How foreign this place of all-options-available felt. How funny the staff seemed washing their hands 3 times in one visit, masking, gloving and gowning before touching my sweet little girl, for fear of the foreign infectious microbes she might pass on to their hands and clothes. This used to be my world. This used to be my frame of reference. And suddenly I felt more than ever like a refugee.

The medical team of students, residents and attending bantered in front of us about all the possibilities that could be complicating Valancia’s well-being, seemingly ignoring the fact that she was a fighter, a survivor, that she breathed, ate voraciously, drank, and SMILED in front of them despite her bony arms and swollen belly. My view that she was doing remarkably well given her severe malnutrition and likely belly-full of parasites seemed too simplistic. So much comes from frame of reference. And I’d like to think that we all learned a little from each other.

We were visited by a few hospital staff who had just arrived back after a medical mission trip to Haiti post-quake, who sat with us, loved on Valancia and shared impressions of their life-changing week in Port-au-Prince. It was good to be with people we had so recently worked with in Haiti, who so recently experienced what it felt like to be living in the place others were reporting about. In that surreal, sterile environment, they helped ground us by shared experiences.
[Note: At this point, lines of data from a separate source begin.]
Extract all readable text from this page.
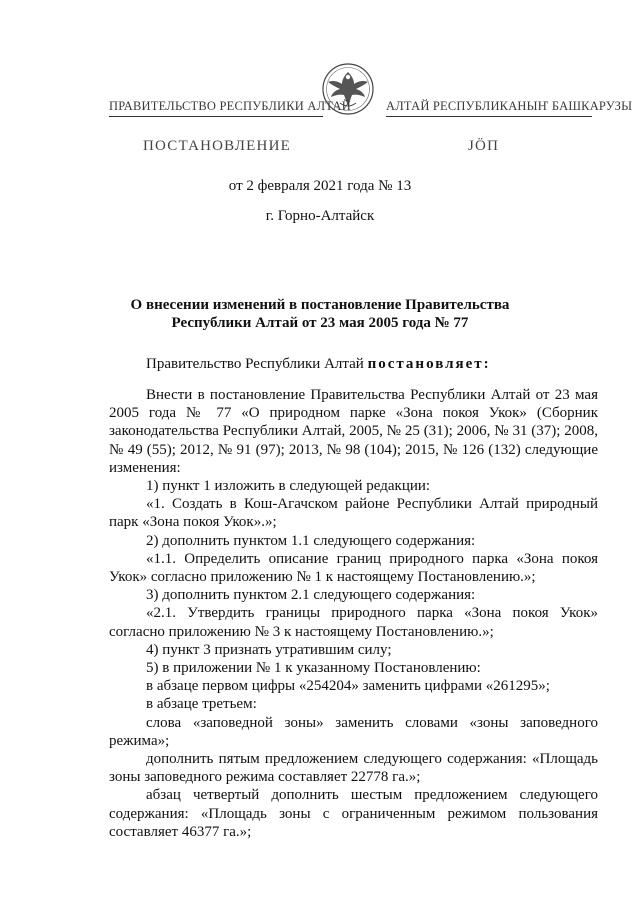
ПРАВИТЕЛЬСТВО РЕСПУБЛИКИ АЛТАЙ	АЛТАЙ РЕСПУБЛИКАНЫҤ БАШКАРУЗЫ
ПОСТАНОВЛЕНИЕ	JӦП
от 2 февраля 2021 года № 13
г. Горно-Алтайск
О внесении изменений в постановление Правительства
Республики Алтай от 23 мая 2005 года № 77
Правительство Республики Алтай постановляет:

Внести в постановление Правительства Республики Алтай от 23 мая 2005 года № 77 «О природном парке «Зона покоя Укок» (Сборник законодательства Республики Алтай, 2005, № 25 (31); 2006, № 31 (37); 2008, № 49 (55); 2012, № 91 (97); 2013, № 98 (104); 2015, № 126 (132) следующие изменения:

1) пункт 1 изложить в следующей редакции:

«1. Создать в Кош-Агачском районе Республики Алтай природный парк «Зона покоя Укок».»;

2) дополнить пунктом 1.1 следующего содержания:

«1.1. Определить описание границ природного парка «Зона покоя Укок» согласно приложению № 1 к настоящему Постановлению.»;

3) дополнить пунктом 2.1 следующего содержания:

«2.1. Утвердить границы природного парка «Зона покоя Укок» согласно приложению № 3 к настоящему Постановлению.»;

4) пункт 3 признать утратившим силу;

5) в приложении № 1 к указанному Постановлению:

в абзаце первом цифры «254204» заменить цифрами «261295»;

в абзаце третьем:

слова «заповедной зоны» заменить словами «зоны заповедного режима»;

дополнить пятым предложением следующего содержания: «Площадь зоны заповедного режима составляет 22778 га.»;

абзац четвертый дополнить шестым предложением следующего содержания: «Площадь зоны с ограниченным режимом пользования составляет 46377 га.»;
After a night in the hospital, all tests have been deemed reassuring, and Valancia will soon be released. Our friends and family are waiting. We've had all camping in our hospital room, attending to our needs, running errands, entertaining Mr. Solomon and giving much needed hugs and support. Now we pack our bags, ready to head to the home of friends and start the first days of our healing.... through nutrition and medication, conversation and meditation, laughter and tears, noise and quiet, through love.
Family of Four

Thank you to all those who worked tirelessly calling their state representatives, harassing Senators and Congressman, advocating on our behalf and on behalf of the thousands of Haitian orphans with families waiting to receive them. Thank you for prayers, for sending money to organizations equipped to quickly respond, for faith and support in the organization of CONASPEH and its dreams and determination to rise up from the dust like a phoenix from the ash. Thank you for reading, listening, watching, and thinking about Haiti and the incredible people that make up such a dynamic country. With or without us, the Haitian people will persevere, will rise-up, will survive and rebuild their lives. We are honored and lucky to be invited to accompany, to stand in solidarity, to hold hands in this moment in history. May we, as outsiders, define ourselves well through honoring and respecting our Haitian brothers and sisters in all we do, all we give, all we receive. For life has chapters to teach, the work has just begun and the adventure continues.